Opinions expressed on this site are solely those of Kendra Little of Catalyze SQL, LLC. Content policy: Short excerpts of blog posts (3 sentences) may be republished, but longer excerpts and artwork cannot be shared without explicit permission.
on July 31, 2017
One cool little feature in SQL Server 2016 is COMPRESS(). It’s a TSQL function available in all editions that shrinks down data using the GZIP algorithm (documentation).
Things to know about COMPRESS():
- Compressed data is in the VARBINARY(max) data type
- You get the data “back to normal” by using the DECOMPRESS function - which also outputs VARBINARY(max)
- You can’t use columns of the VARBINARY(max) type in an index key column– but it may be useful to use the column as a filter in a filtered index, in some cases
Let’s play with an example
If you’d like to play with all the code, grab it from this gist.
Let’s say that we have a table with a ‘Notes’ style field. For most rows, ‘Notes’ is null. For the rows where it has data, sometimes it’s short, but sometimes it’s a super long set of characters.

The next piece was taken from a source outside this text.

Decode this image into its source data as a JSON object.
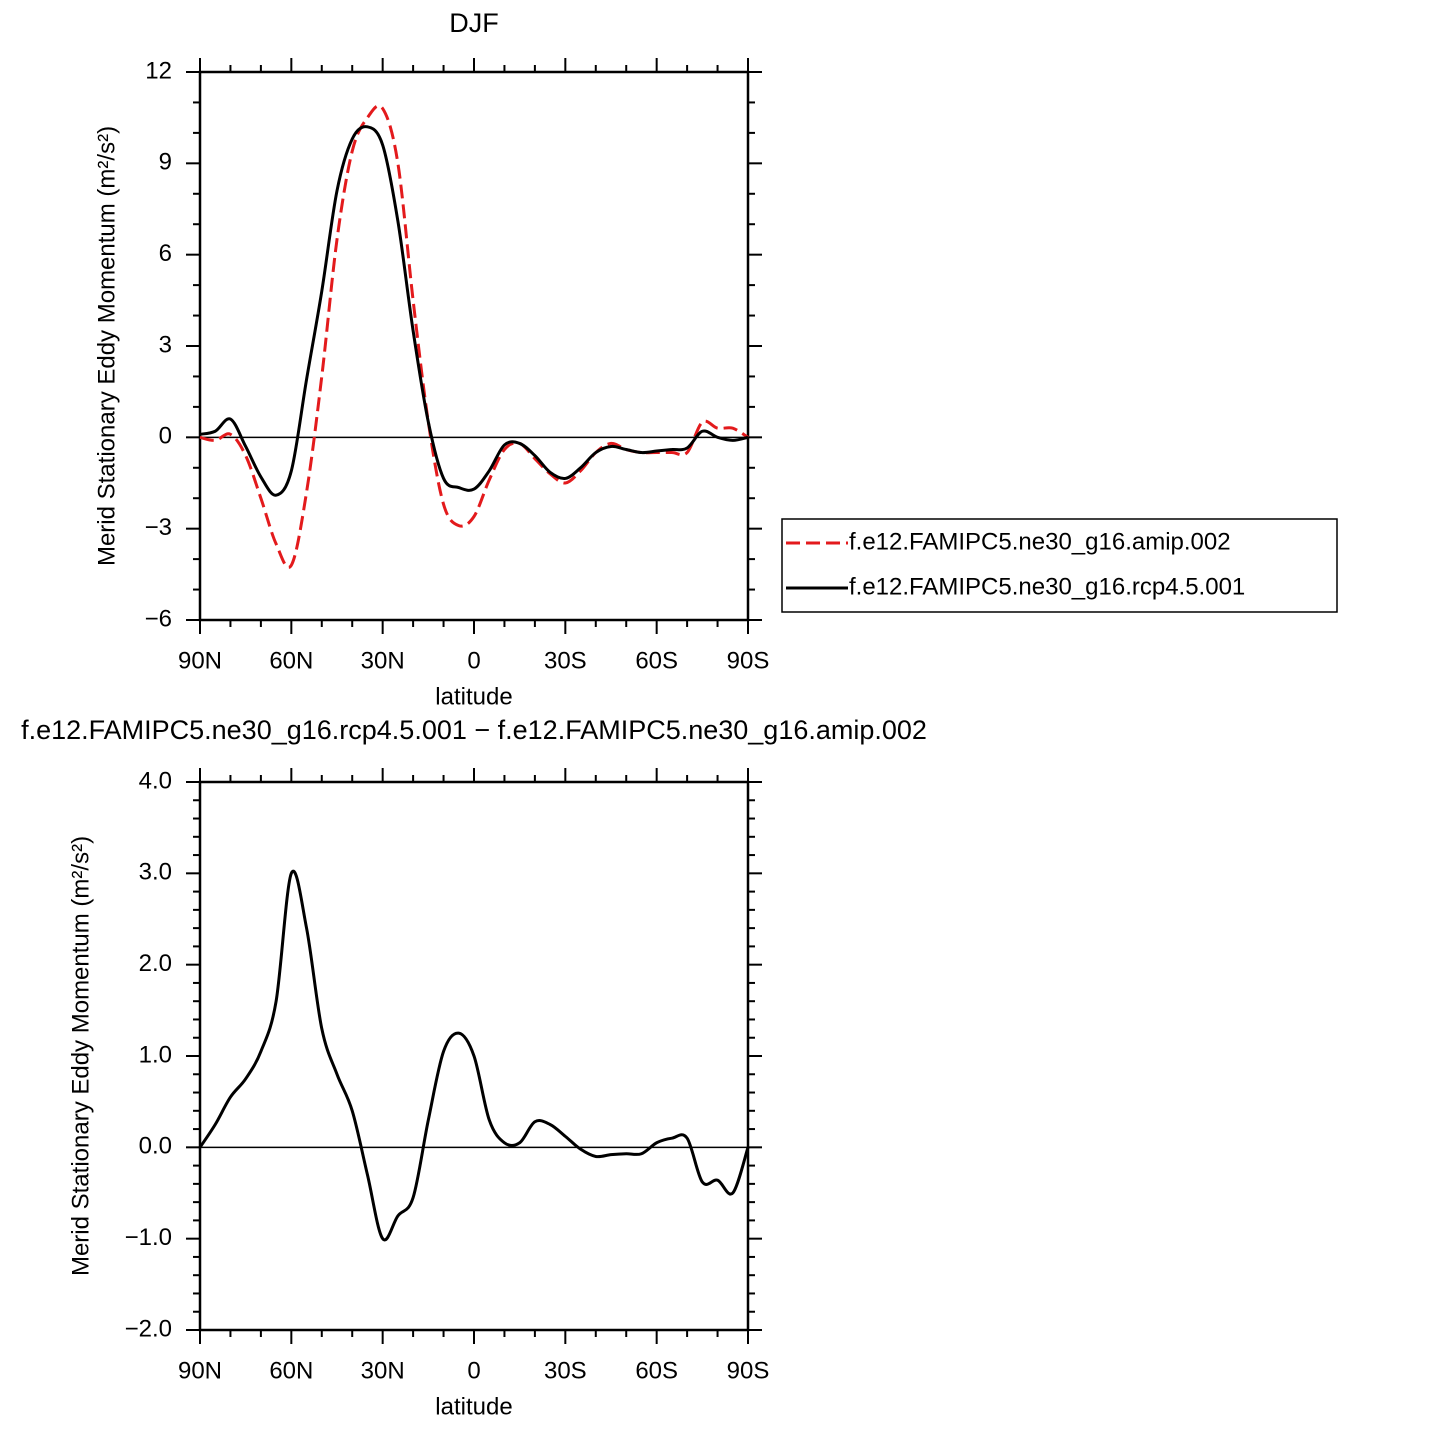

My first step is to create two tables with 10 million rows each with a ‘Notes’ column. ‘Notes’ is null for most rows — but for 10K rows, it has varchar data in it ranging from 3 bytes to 29KB.
How much compression do I get?
I generated ‘Notes’ data that compresses very well - I just used a repeating set of characters. The table has just one other column, so most of the size is in the ‘Notes’ column, so this results in a much smaller table.
In the original table, the long character rows couldn’t fit on the in-row 8KB pages, so most of the ‘Notes’ column had to be stored on LOB pages (for the rows where it’s not null). My super-compressible rows are so small that they don’t have to go off-row: not only is my table much smaller, it doesn’t even have to use LOB pages.
(Note: I used the default setting where large value types may be stored in-row when I created the tables.)
Datatype matters - a lot
If you use COMPRESS(), you need to make sure you remember the data type that you used before compressing the data. You can get the data back with the DECOMPRESS() function, but to read it properly you have to convert it back into the original type.
In this case, I compressed VARCHAR data. Here’s what it looks like reading the data with just plain DECOMPRESS(), and DECOMPRESS() converted to VARCHAR and NVARCHAR.
You have limited indexing options - but more than you might think
In the documentation on COMPRESS(), it says, “Compressed data cannot be indexed.” That’s not 100% true, at least not according to my understanding of the word “indexed”.
It is true that COMPRESS() outputs a VARBINARY(max) column. This data type can’t be a key column in an index.
However, columns with this data type can be used in the filter of a filtered index in a way that may be interesting for cases like our ‘Notes’ column, where most of the rows have a NULL value for ‘Notes’ and the column is highly selective.
In this case, we might want to create a covering filtered index, like this:
CREATE INDEX ix_filtertest
on dbo.Compressed (CompressedId)
INCLUDE (Notes)
WHERE (Notes IS NOT NULL);
GO
Using Notes as an included column does store another copy of it. But in the case of our ‘Notes’ column, the compressed column is all in-row data and is not particularly large.
To get SQL Server to use this index, we may have to write our queries carefully, though. Just using the ‘Notes’ column in a predicate doesn’t do it:
Instead, we have to explicitly add a predicate to our query that matches the IS NOT NULL filter:
So it may be possible in some cases to use indexes with data generated with COMPRESS(), depending on what you want to do.